The Third Circuit Court of Appeals has now ruled in two cases I discussed in a previous blog entry about disciplining students in school for out of school speech. Both cases, Layshock v. Hermitage School District and J.S. v. Blue Mountain School District involved students who created fake MySpace profiles of their school principals outside of school that contained false and, at the very least, suggestive information about the principals. However, in one case the Court found disciplining the student was allowed, but in the other it violated the student’s First Amendment rights. The Court focused in both cases on the issue of substantial disruption in the school setting or the potential for the same. 
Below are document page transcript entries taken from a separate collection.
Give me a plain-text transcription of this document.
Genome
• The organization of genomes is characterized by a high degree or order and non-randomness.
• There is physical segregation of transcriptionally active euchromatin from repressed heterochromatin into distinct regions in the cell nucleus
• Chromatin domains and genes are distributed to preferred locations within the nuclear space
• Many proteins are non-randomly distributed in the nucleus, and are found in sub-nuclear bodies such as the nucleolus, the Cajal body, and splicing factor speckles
In Laystock, the Court found it particularly concerning that a school should be able to discipline a student for speech that occurs outside of the school setting, and found no evidence in the case to establish that there had been a substantial disruption in the school setting as a result of the profile. Interestingly, it is not suggested in the opinion that the school believed a substantial disruption was likely to occur if it failed to act.  The Court found that the school could not discipline as there was no substantial disruption.

 

In J.S., the information contained in the profile was more vulgar than in Laystock and there was testimony that there was “a severe deterioration in discipline” in the school. The Court notes that the actual disruption was not sufficient itself to justify the discipline, but rather the immediate effect the profile had in the school setting and that a substantial disruption was reasonably foreseeable if the school did not act based upon what had been seen to date did. Accordingly, the Court found that discipline was permitted.   

 

Thus, it appears that discipline may be given for out of school speech if that speech causes a substantial disruption in the school setting or if school officials can explain what they saw was happening and show that if they failed to act, there would likely be a substantial disruption.